Developed with funding from the National Institutes of Health by a team at the University of Washington, the formula is a tweaked version of previous failed attempts.
While it comes with some caveats - the pill must be taken with food in order to be effective, tests showed that usage had slight negative impact on cholesterol levels and over time might raise the risk of heart disease - right now the drug has shown itself to be safe for short-term use.
(The next step? A trial that will show whether or not the pill actually decreases sperm production, followed by another that will test its efficacy in control groups of married and long-term partnered men.)
But dimethandrolone undecanoate also comes with a side effect that has been frustrating women for decades. It caused men to gain weight - a fact that couldn't help but make this woman wonder if that will be the latest reason that the responsibility for preventing pregnancy will continue to rest largely on the shoulders of women.
The truth is, while the advent and evolution of birth control has fundamentally reshaped women's place and participation in culture, for that to happen, women had to be willing to take on a certain level of risk and potential downsides.
Enovid, the first brand of birth control, which contained more hormones than necessary to prevent pregnancy, was linked to an increased (though rare) likelihood of heart attack and stroke. It took a decade for scientists to recognize those risks and reformulate a pill with less hormones that was just as effective.
In the interim, for some women the costs - weight gain, water retention, nausea, dizziness, breast tenderness, headaches, vomiting - outweighed the benefits. For others, at a time when an abortion was either illegal or difficult to obtain, the downsides were worth it, if it meant not getting pregnant.

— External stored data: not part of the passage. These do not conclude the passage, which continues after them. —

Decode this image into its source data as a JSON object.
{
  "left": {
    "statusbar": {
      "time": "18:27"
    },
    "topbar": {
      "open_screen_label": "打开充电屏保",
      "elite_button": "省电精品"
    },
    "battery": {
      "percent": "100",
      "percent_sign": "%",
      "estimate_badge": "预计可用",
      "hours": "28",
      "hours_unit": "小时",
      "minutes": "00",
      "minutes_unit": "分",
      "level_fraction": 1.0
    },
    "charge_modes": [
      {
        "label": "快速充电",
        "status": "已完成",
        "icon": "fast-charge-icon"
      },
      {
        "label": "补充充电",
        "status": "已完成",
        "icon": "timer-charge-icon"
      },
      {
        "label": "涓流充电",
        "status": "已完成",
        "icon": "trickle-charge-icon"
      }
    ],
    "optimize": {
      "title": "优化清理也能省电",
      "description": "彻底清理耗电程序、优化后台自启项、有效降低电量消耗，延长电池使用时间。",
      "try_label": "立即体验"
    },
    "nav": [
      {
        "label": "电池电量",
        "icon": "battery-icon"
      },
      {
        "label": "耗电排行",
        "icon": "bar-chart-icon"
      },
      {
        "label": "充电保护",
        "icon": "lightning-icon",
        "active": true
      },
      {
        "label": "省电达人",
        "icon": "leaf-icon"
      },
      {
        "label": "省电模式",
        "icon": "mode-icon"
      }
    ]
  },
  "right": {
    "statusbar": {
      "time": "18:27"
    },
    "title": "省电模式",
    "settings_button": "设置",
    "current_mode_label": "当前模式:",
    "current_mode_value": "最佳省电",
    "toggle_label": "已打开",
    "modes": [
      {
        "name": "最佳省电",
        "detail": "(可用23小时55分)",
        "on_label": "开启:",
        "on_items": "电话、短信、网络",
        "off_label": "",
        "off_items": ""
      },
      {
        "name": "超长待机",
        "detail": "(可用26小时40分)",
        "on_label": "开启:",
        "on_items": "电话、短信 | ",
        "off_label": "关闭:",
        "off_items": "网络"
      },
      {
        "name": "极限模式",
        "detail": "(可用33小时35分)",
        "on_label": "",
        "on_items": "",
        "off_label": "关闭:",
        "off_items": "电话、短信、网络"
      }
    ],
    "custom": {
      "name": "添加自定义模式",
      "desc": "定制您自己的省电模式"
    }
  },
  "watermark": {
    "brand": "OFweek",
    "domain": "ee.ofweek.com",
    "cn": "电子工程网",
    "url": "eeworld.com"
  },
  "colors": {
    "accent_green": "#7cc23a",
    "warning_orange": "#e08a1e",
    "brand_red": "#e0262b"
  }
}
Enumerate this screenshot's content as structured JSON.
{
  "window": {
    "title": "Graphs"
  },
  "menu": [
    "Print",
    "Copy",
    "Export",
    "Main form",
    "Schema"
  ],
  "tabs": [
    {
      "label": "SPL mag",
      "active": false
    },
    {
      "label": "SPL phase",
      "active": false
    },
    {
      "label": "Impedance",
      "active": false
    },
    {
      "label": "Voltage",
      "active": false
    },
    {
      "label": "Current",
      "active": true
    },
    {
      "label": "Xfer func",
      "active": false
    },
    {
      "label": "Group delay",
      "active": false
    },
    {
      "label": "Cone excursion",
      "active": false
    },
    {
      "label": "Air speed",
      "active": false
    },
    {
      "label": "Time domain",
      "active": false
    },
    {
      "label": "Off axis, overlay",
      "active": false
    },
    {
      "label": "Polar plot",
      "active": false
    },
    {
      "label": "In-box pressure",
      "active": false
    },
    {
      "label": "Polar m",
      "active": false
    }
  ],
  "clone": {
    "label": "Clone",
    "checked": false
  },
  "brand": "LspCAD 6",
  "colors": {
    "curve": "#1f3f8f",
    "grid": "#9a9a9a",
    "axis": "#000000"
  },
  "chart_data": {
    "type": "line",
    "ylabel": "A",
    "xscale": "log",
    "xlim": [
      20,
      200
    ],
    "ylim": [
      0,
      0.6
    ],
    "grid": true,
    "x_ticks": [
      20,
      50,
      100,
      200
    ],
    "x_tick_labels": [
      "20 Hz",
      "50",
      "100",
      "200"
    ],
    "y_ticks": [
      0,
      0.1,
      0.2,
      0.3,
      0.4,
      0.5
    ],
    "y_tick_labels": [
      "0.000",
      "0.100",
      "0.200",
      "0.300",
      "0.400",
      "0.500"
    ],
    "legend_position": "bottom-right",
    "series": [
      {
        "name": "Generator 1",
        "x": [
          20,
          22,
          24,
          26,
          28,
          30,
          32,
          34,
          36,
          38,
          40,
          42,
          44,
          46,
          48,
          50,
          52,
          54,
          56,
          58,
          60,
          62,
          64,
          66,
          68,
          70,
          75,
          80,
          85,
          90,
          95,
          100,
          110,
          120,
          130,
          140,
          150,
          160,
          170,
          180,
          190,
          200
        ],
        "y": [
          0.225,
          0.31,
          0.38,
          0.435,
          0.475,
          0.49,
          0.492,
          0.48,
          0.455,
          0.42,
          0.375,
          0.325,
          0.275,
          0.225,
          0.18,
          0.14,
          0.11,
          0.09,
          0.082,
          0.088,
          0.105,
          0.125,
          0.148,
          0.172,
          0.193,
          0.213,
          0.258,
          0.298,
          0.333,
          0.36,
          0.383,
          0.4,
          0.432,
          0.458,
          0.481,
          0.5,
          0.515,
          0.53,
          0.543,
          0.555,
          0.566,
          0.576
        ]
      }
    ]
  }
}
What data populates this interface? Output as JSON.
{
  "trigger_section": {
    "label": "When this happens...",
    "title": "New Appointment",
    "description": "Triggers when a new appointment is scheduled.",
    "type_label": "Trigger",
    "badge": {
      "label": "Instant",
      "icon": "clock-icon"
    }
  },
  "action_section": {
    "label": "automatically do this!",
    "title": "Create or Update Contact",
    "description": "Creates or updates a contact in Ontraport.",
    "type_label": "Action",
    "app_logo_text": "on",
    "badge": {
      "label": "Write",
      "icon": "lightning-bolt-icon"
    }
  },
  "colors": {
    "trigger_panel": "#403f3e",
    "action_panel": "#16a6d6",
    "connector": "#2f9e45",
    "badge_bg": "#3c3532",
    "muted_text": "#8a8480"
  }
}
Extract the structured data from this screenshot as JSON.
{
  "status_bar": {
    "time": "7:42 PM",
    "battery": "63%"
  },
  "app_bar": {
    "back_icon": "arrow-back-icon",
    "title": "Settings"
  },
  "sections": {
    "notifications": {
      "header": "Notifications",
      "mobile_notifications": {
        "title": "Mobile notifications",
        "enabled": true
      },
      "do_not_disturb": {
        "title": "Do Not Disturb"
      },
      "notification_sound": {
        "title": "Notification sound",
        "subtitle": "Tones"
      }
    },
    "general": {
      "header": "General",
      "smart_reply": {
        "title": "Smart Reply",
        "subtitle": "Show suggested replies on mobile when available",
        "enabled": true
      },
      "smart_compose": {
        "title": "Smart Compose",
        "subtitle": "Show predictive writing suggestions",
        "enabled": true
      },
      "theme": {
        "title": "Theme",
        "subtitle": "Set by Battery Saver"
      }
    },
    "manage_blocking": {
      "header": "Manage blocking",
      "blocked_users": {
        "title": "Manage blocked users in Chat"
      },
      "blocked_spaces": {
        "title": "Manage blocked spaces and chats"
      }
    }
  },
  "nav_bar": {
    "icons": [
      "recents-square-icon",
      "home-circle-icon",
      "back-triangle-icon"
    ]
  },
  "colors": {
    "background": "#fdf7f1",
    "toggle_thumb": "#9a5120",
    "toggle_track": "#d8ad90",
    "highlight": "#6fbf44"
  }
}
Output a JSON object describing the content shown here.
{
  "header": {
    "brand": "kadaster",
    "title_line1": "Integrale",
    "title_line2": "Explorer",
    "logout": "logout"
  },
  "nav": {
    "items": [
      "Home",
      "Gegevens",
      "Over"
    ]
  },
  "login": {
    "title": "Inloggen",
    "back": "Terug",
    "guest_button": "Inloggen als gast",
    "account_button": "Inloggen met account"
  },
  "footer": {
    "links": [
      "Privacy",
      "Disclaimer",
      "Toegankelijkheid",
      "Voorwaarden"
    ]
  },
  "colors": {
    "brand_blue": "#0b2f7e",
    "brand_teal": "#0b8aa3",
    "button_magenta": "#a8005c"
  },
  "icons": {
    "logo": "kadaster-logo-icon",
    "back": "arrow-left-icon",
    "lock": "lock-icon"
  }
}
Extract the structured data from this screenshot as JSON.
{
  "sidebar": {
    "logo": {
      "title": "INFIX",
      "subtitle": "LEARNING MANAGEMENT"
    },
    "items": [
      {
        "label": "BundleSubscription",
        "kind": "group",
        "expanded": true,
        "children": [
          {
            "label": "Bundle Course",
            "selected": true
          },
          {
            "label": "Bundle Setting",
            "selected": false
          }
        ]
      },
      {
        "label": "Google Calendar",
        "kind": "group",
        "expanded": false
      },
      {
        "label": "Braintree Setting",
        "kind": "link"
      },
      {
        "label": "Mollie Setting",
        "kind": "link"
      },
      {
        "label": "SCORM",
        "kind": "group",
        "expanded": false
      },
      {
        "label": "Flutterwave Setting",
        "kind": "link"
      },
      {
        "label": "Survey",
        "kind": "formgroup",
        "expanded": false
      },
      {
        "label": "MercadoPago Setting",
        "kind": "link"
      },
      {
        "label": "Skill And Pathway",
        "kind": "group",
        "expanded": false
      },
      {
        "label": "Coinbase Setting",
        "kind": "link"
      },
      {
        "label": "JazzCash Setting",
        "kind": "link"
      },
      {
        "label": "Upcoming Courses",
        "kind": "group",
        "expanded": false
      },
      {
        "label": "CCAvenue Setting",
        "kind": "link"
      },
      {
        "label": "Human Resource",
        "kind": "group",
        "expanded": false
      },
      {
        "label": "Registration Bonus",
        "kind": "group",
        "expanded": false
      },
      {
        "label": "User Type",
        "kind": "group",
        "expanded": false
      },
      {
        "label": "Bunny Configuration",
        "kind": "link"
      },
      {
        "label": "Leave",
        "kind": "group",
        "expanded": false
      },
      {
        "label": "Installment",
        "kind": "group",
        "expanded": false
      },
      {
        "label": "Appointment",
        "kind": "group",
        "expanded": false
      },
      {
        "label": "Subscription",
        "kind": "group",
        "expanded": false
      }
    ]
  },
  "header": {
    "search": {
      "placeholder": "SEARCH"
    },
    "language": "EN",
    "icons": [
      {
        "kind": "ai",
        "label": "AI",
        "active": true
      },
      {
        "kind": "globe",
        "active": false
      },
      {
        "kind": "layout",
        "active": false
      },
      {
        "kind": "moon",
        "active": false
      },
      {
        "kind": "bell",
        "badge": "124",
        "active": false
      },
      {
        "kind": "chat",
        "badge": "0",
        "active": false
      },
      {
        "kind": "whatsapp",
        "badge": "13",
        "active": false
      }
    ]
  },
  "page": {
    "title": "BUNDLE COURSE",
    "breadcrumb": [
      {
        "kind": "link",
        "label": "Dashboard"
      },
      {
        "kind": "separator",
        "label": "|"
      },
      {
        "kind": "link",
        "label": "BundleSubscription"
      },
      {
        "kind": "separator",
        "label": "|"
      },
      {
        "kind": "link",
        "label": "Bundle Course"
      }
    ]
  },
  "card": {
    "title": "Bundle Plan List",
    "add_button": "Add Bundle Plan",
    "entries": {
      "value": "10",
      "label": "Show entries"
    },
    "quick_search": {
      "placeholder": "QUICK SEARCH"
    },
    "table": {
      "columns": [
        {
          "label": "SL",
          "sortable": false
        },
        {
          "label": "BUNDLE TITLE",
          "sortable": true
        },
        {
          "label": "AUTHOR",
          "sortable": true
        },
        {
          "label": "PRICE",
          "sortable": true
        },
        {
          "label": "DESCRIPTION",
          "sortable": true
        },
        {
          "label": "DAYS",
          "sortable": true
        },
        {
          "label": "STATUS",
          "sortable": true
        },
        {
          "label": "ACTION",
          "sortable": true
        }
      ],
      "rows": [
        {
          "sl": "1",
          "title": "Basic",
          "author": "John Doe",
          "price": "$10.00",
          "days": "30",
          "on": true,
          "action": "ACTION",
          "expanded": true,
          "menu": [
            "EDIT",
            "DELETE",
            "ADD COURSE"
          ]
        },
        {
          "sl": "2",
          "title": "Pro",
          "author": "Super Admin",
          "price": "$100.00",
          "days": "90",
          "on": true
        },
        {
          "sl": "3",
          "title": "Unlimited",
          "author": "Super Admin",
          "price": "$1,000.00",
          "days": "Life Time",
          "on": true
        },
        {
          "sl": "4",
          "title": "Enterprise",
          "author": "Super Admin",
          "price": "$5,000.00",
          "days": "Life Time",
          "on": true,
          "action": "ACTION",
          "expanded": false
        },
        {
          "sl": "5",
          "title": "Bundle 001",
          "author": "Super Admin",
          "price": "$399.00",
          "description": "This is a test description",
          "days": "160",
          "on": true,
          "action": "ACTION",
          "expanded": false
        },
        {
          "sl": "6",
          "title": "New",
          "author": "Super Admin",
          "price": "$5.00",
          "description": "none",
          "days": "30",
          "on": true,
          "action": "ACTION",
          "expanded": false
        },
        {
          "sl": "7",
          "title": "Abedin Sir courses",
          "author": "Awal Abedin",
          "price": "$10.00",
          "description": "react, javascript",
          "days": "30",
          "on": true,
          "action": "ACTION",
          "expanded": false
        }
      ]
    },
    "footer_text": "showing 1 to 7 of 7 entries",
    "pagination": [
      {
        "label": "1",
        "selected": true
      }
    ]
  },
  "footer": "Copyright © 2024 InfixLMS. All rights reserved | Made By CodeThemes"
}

It took Congressional hearings, in 1970, to compel the FDA to include a package insert detailing the potential side effects in each pack of pills-a practice the American Medical Association initially opposed.
(The AMA contended that an insert would undermine a doctor's authority with "his" patients. At the time, female physicians made up less than 10 percent of the field, which might in part be an explanation for why it took so long for women's complaints to be taken seriously.)
Years later, the Dalkon Shield IUD would become another example of a birth control product ultimately deemed to pose too high a risk to women's health, after hundreds of thousands of women sued the makers for knowingly marketing a product that increased the potential of life-threatening pelvic infections.
It took decades for IUDs to recover as a preferred option for American women, and today women still have reason to be concerned that they don't have all the health facts.
Then there's the stress that women have endured, largely on their own, linked to not just the risk factors, but also because of the burden of responsibility to prevent pregnancy itself.
This is unlikely to ever appear on a package insert, but taking a pill every day, or getting a shot every month, or changing an IUD every few years takes planning, access to medical care and financial resources.
At a time when women's reproductive rights are under under siege and public health resources like Planned Parenthood are fighting to keep funding, many women are finding their options strained.
It's mentally draining, all this flux that could leave women in the lurch, which is another weight on our shoulders that often goes unacknowledged.
Add standards of beauty and the pressure to maintain a certain size and shape to the mix, and it's not particularly surprising that women are twice as likely to have an anxiety disorder as men.
Will dimethandrolone undecanoate make it to market and help rebalance the scale a bit?
I, for one, am hopeful. I like the idea of giving women - and their partners - more choices for family planning. I like the the idea that men would have more power, and more accountability, when it comes to the prevention or the pursuit of pregnancy.
I like the idea of a culture in which men can't allege that a woman "trapped" them into fatherhood because they, too, had the ability to make an autonomous birth control choice beyond a condom. Where men also have to weigh out whether or not their choice of birth control is worth the impact it could have on their physique, and whether or not that potential downside might make them a less desirable sexual partner.
I would never wish a birth control product on men that was anything less than optimal. I am grateful that men will benefit from the medical advancements and knowledge gained since the first oral contraceptives were brought to market, 58 years ago.
But I also wonder if the tip of the scale, both literal and otherwise, might be a good reminder for men who have had the luxury of a particular kind of privilege, and freedom: that women have been pulling this extra weight all along.